BRUGES, EXPOSITION.On peut très bien se passer de voiture. Pour y parvenir, rendez-vous sous le chapiteau de l'écomobilité du 28 avril au 3 mai
A la question, « quel est pour toi le moyen de transport le plus doux ? », la petite a répondu : « la plume. » Ses camarades, eux, ont évoqué la marche à pied, le vélo, la trottinette. Des témoignages enregistrés que l'on pourra entendre sous le chapiteau de l'écomobilité.
Il est déjà là, tout blanc, planté sur la pelouse du Grand Darnal. À partir de mardi, M. Chaussure accueillera les visiteurs pour les accompagner entre les différents stands. L'exposition a été imaginée par la compagnie de théâtre les Oiseaux de passage. « L'idée est de sensibiliser les habitants à d'autres moyens de transport que la voiture, indique l'administratrice de la troupe, Lysiane Decoin. Sans la diaboliser, on explique aussi comment on peut l'utiliser autrement, en covoiturage par exemple. »
Témoignages vidéo
L'exposition, impulsée par la mission locale Technowest, n'est pas seulement une vitrine de communication pour ceux qui promeuvent les transports en commun ou les déplacements doux sur l'agglomération.
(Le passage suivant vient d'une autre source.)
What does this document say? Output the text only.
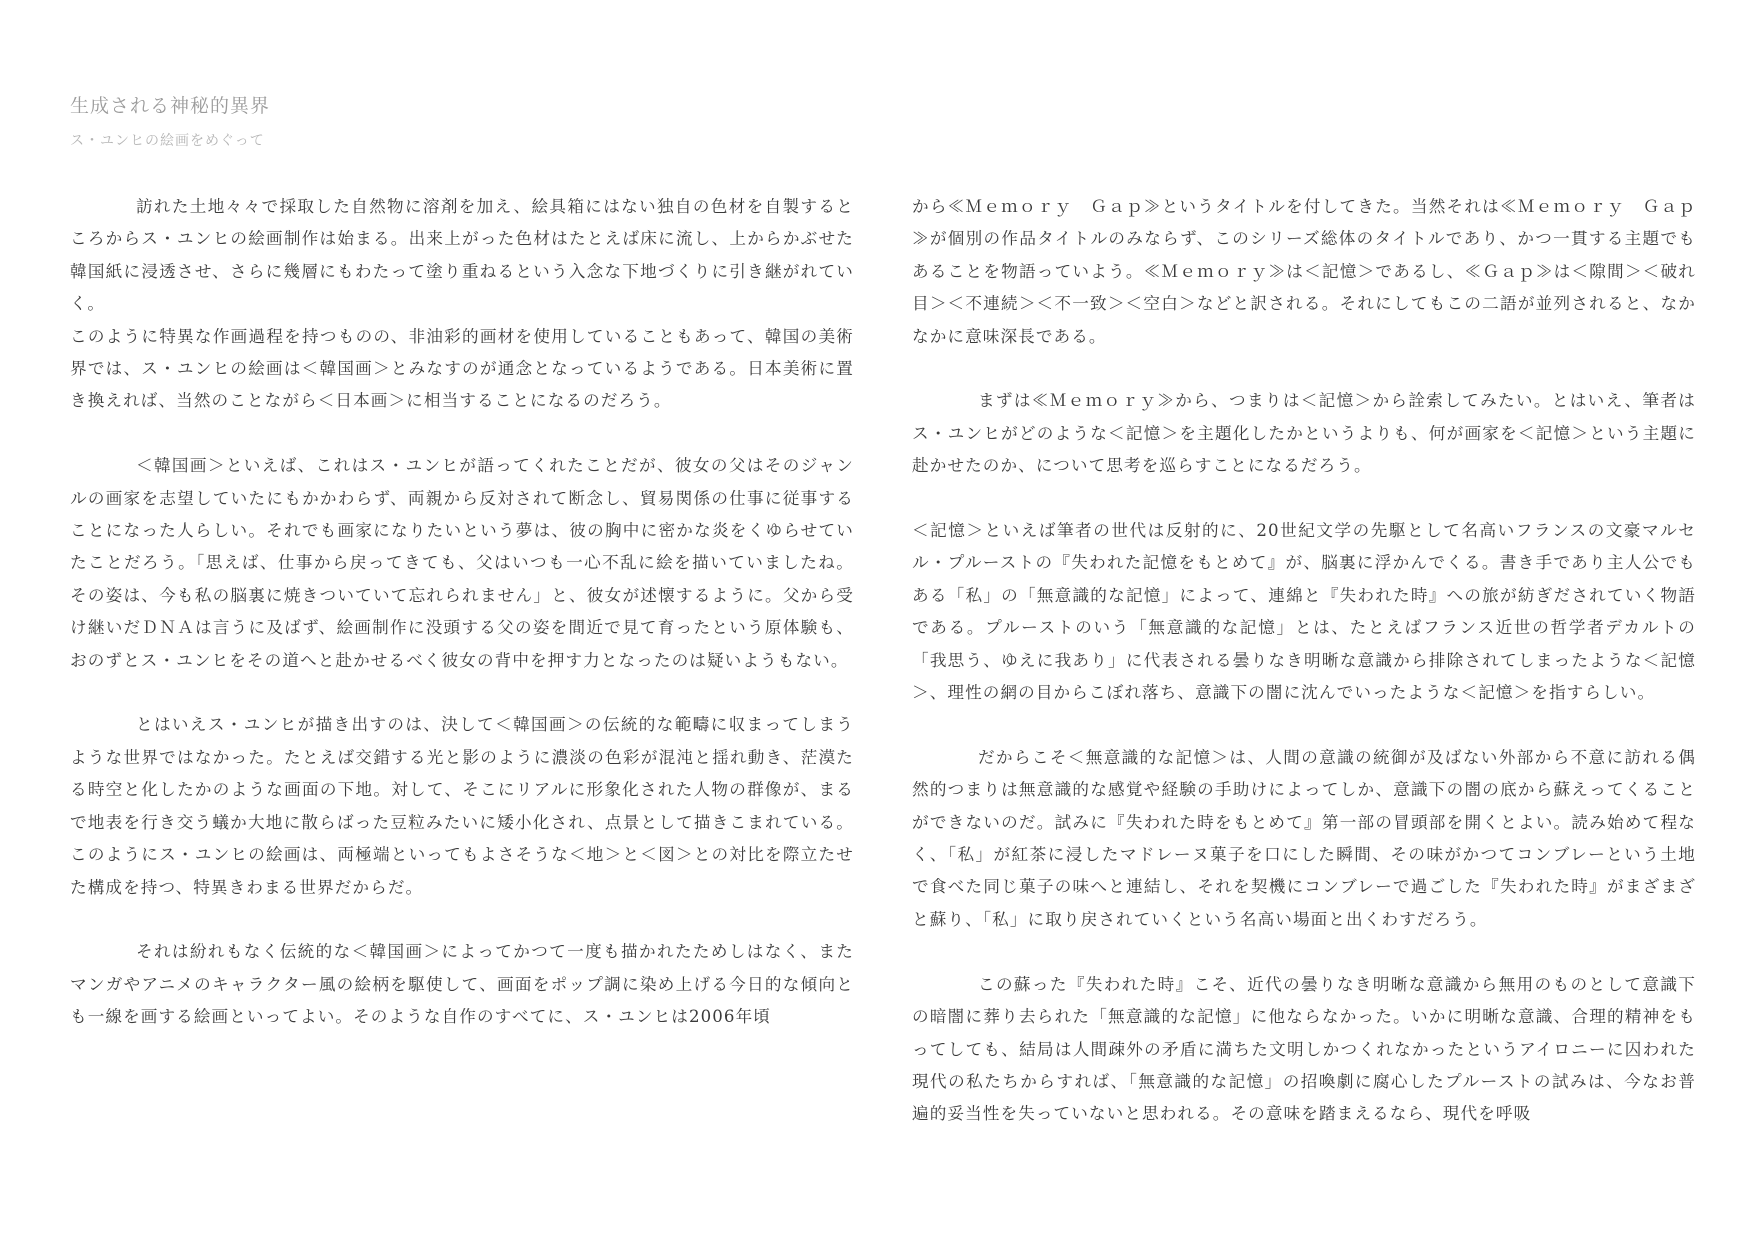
生成される神秘的異界
ス・ユンヒの絵画をめぐって

訪れた土地々々で採取した自然物に溶剤を加え、絵具箱にはない独自の色材を自製するところからス・ユンヒの絵画制作は始まる。出来上がった色材はたとえば床に流し、上からかぶせた韓国紙に浸透させ、さらに幾層にもわたって塗り重ねるという入念な下地づくりに引き継がれていく。

このように特異な作画過程を持つものの、非油彩的画材を使用していることもあって、韓国の美術界では、ス・ユンヒの絵画は＜韓国画＞とみなすのが通念となっているようである。日本美術に置き換えれば、当然のことながら＜日本画＞に相当することになるのだろう。

＜韓国画＞といえば、これはス・ユンヒが語ってくれたことだが、彼女の父はそのジャンルの画家を志望していたにもかかわらず、両親から反対されて断念し、貿易関係の仕事に従事することになった人らしい。それでも画家になりたいという夢は、彼の胸中に密かな炎をくゆらせていたことだろう。「思えば、仕事から戻ってきても、父はいつも一心不乱に絵を描いていましたね。その姿は、今も私の脳裏に焼きついていて忘れられません」と、彼女が述懐するように。父から受け継いだＤＮＡは言うに及ばず、絵画制作に没頭する父の姿を間近で見て育ったという原体験も、おのずとス・ユンヒをその道へと赴かせるべく彼女の背中を押す力となったのは疑いようもない。

とはいえス・ユンヒが描き出すのは、決して＜韓国画＞の伝統的な範疇に収まってしまうような世界ではなかった。たとえば交錯する光と影のように濃淡の色彩が混沌と揺れ動き、茫漠たる時空と化したかのような画面の下地。対して、そこにリアルに形象化された人物の群像が、まるで地表を行き交う蟻か大地に散らばった豆粒みたいに矮小化され、点景として描きこまれている。このようにス・ユンヒの絵画は、両極端といってもよさそうな＜地＞と＜図＞との対比を際立たせた構成を持つ、特異きわまる世界だからだ。

それは紛れもなく伝統的な＜韓国画＞によってかつて一度も描かれたためしはなく、またマンガやアニメのキャラクター風の絵柄を駆使して、画面をポップ調に染め上げる今日的な傾向とも一線を画する絵画といってよい。そのような自作のすべてに、ス・ユンヒは2006年頃

から≪Ｍｅｍｏｒｙ　Ｇａｐ≫というタイトルを付してきた。当然それは≪Ｍｅｍｏｒｙ　Ｇａｐ≫が個別の作品タイトルのみならず、このシリーズ総体のタイトルであり、かつ一貫する主題でもあることを物語っていよう。≪Ｍｅｍｏｒｙ≫は＜記憶＞であるし、≪Ｇａｐ≫は＜隙間＞＜破れ目＞＜不連続＞＜不一致＞＜空白＞などと訳される。それにしてもこの二語が並列されると、なかなかに意味深長である。

まずは≪Ｍｅｍｏｒｙ≫から、つまりは＜記憶＞から詮索してみたい。とはいえ、筆者はス・ユンヒがどのような＜記憶＞を主題化したかというよりも、何が画家を＜記憶＞という主題に赴かせたのか、について思考を巡らすことになるだろう。

＜記憶＞といえば筆者の世代は反射的に、20世紀文学の先駆として名高いフランスの文豪マルセル・プルーストの『失われた記憶をもとめて』が、脳裏に浮かんでくる。書き手であり主人公でもある「私」の「無意識的な記憶」によって、連綿と『失われた時』への旅が紡ぎだされていく物語である。プルーストのいう「無意識的な記憶」とは、たとえばフランス近世の哲学者デカルトの「我思う、ゆえに我あり」に代表される曇りなき明晰な意識から排除されてしまったような＜記憶＞、理性の網の目からこぼれ落ち、意識下の闇に沈んでいったような＜記憶＞を指すらしい。

だからこそ＜無意識的な記憶＞は、人間の意識の統御が及ばない外部から不意に訪れる偶然的つまりは無意識的な感覚や経験の手助けによってしか、意識下の闇の底から蘇えってくることができないのだ。試みに『失われた時をもとめて』第一部の冒頭部を開くとよい。読み始めて程なく、「私」が紅茶に浸したマドレーヌ菓子を口にした瞬間、その味がかつてコンブレーという土地で食べた同じ菓子の味へと連結し、それを契機にコンブレーで過ごした『失われた時』がまざまざと蘇り、「私」に取り戻されていくという名高い場面と出くわすだろう。

この蘇った『失われた時』こそ、近代の曇りなき明晰な意識から無用のものとして意識下の暗闇に葬り去られた「無意識的な記憶」に他ならなかった。いかに明晰な意識、合理的精神をもってしても、結局は人間疎外の矛盾に満ちた文明しかつくれなかったというアイロニーに囚われた現代の私たちからすれば、「無意識的な記憶」の招喚劇に腐心したプルーストの試みは、今なお普遍的妥当性を失っていないと思われる。その意味を踏まえるなら、現代を呼吸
Elle a surtout été conçue à partir de témoignages, retransmis sous forme sonore ou vidéo. « Nous sommes allés interroger les gens dans le train, à bord du tramway, dans les écoles. Ils nous ont expliqué comment ils se déplacent, pourquoi, et ce qu'ils souhaiteraient voir améliorer », raconte Stéphanie Ansquer, comédienne.
L'équipe des Oiseaux de passage, épaulée par des membres des associations Unis-Cités, où oeuvrent des jeunes en service civil volontaire, et Arc-en-ciel (qui forme au Bafa), retranscrit également dans l'exposition des expériences menées pour privilégier les déplacements doux, comme celle du pedibus, mise en place dans le quartier d'Arlac, à Mérignac, ou celle de l'atelier de réparation de vélos à Saint-Médard-en-Jalles.
Chapiteau itinérant
D'abord à Bruges, le chapiteau se déplacera ensuite à Blanquefort, Saint-Médard-en-Jalles et Eysines, jusqu'à mi-juin. Les autres villes, couvertes par la mission locale Technowest et qui ne pourront accueillir la grande tente, auront la visite d'un triporteur, conduit par l'un des comédiens de la compagnie. Il interviendra dans les écoles, réalisera des micros-trottoirs et diffusera des témoignages sonores dans la rue.
« C'est une exposition évolutive qui va s'enrichir au fil du temps, remarque Lysiane Decoin. Nous espérons aussi que les personnes âgées viendront témoigner des déplacements dans l'agglomération, il y a cinquante ou soixante ans. L'écomobilité est un sujet fort, qui intéresse toutes les générations. Dans ce mot, il y a aussi "éco", donc économie. C'est un thème intrinsèquement lié à des décisions politiques. »
Sous le chapiteau, le public sera aussi invité à monter sur scène et improviser sur le sujet avec l'aide des comédiens. L'espace a été aménagé en différents stands avec à la fois des coins lecture, écriture et des dessins, un musée imaginaire du déplacement, etc. Dans chaque ville, différents débats, animations et rencontres seront ponctuellement organisés. « L'exposition ne doit pas s'arrêter le 14 juin, souligne Stéphanie Ansquer, mais servir à impulser des initiatives locales, avec de nouveaux déplacements doux. »
Le chapiteau, situé au Grand Darnal, est ouvert au public du 28 avril au 3 mai, de mardi à jeudi de 18 heures à 21 heures, vendredi et samedi de 10 heures à 21 heures et dimanche de 10 heures à 14 heures.